Universal multifractal analysis as a tool to characterize multiscale intermittent patterns: example of phytoplankton distribution in turbulent coastal waters
Author(s) -
Laurent Seuront
Publication year - 1999
Publication title -
journal of plankton research
Language(s) - English
Resource type - Journals
SCImago Journal Rank - 0.87
H-Index - 93
eISSN - 1464-3774
pISSN - 0142-7873
DOI - 10.1093/plankt/21.5.877
Subject(s) - multifractal system , phytoplankton , environmental science , statistical physics , scaling , biomass (ecology) , turbulence , oceanography , geology , meteorology , ecology , mathematics , physics , fractal , biology , mathematical analysis , geometry , nutrient
A multifractal method of analysis, initially developed in the framework of turbulence and having had developments and applications in various geophysical domains (meteorology, hydrology, climate, remote sensing, environmental monitoring, seismicity, volcanology), has previously been demonstrated to be an efficient tool to analyse the intermittent fluctuations of physical or biological oceanographic data (Seuront et al., Geophys.

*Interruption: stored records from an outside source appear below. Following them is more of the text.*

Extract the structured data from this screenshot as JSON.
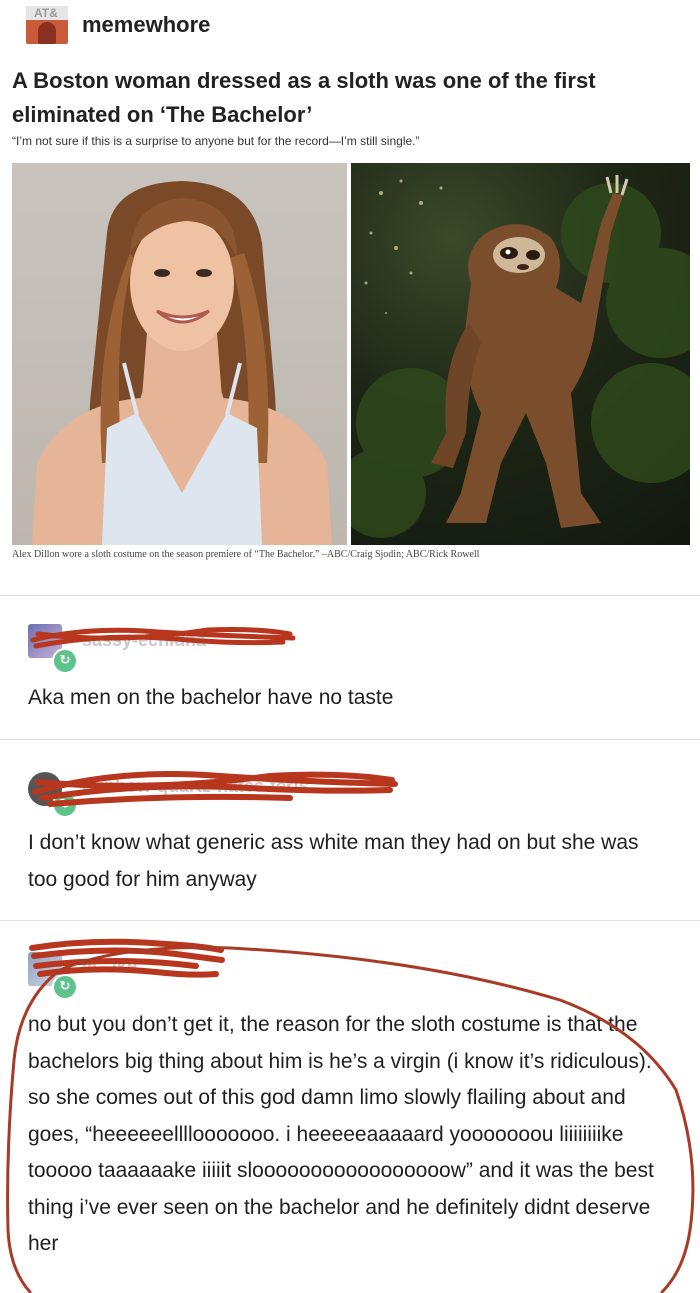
{
  "post": {
    "username": "memewhore",
    "avatar_tag": "AT&",
    "headline": "A Boston woman dressed as a sloth was one of the first eliminated on ‘The Bachelor’",
    "subhead": "“I’m not sure if this is a surprise to anyone but for the record—I’m still single.”",
    "caption": "Alex Dillon wore a sloth costume on the season premiere of “The Bachelor.” –ABC/Craig Sjodin; ABC/Rick Rowell"
  },
  "replies": [
    {
      "username": "sassy-echidna",
      "text": "Aka men on the bachelor have no taste"
    },
    {
      "username": "rainbow-quartz-hates-terfs",
      "text": "I don’t know what generic ass white man they had on but she was too good for him anyway"
    },
    {
      "username": "lli...ike",
      "text": "no but you don’t get it, the reason for the sloth costume is that the bachelors big thing about him is he’s a virgin (i know it’s ridiculous). so she comes out of this god damn limo slowly flailing about and goes, “heeeeeellllooooooo. i heeeeeaaaaard yooooooou liiiiiiiike tooooo taaaaaake iiiiit slooooooooooooooooow” and it was the best thing i’ve ever seen on the bachelor and he definitely didnt deserve her"
    }
  ],
  "colors": {
    "scribble": "#b8361e",
    "reblog_badge": "#5ec48c",
    "circle_annotation": "#a83a26"
  },
  "icons": {
    "reblog": "reblog-icon"
  }
}
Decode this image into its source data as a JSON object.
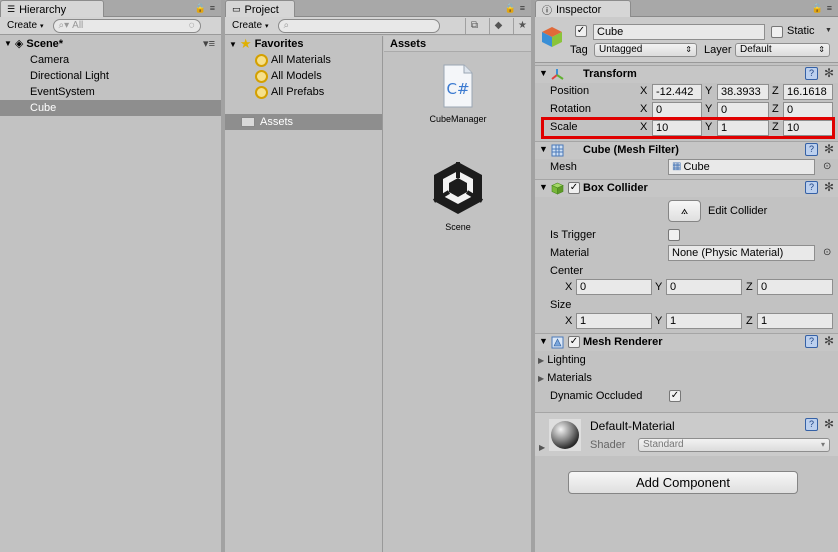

Res. Lett., 23, 3591-3594, 1996 and Nonlin. Processes Geophys., 3, 236-246, 1996). Thus, the aim of this paper is, first, to present the conceptual bases of multifractals and more precisely a stochastic multifractal framework which among different advantages lead in a rather straightforward manner to universal multifractals. We emphasize that contrary to basic analysis techniques such as power spectral analysis, universal multifractals allow the description of the whole statistics of a given field with only three basic parameters. Second, we provide a comprehensive detailed description of the analysis techniques applied in such a framework to marine ecologists and oceanographers; and third, we illustrate their applicability to an original time series of biological and related physical parameters. Our illustrative analyses were based on a 48 h high-frequency time series of in vivo fluorescence (i.e. estimate of phytoplankton biomass), simultaneously recorded with temper- ature and salinity in the tidally mixed coastal waters of the Eastern English Channel. Phytoplankton biomass, which surprisingly exhibits three distinct scaling regimes (i.e. a physical-biological-physical transition), was demonstrated to exhibit a very specific heterogeneous distribution, in the framework of universal multifractals, over smaller (<10 m) and larger (>500 m) scales dominated by different turbulent processes as over intermediate scales (10-500 m) obviously dominated by biological processes.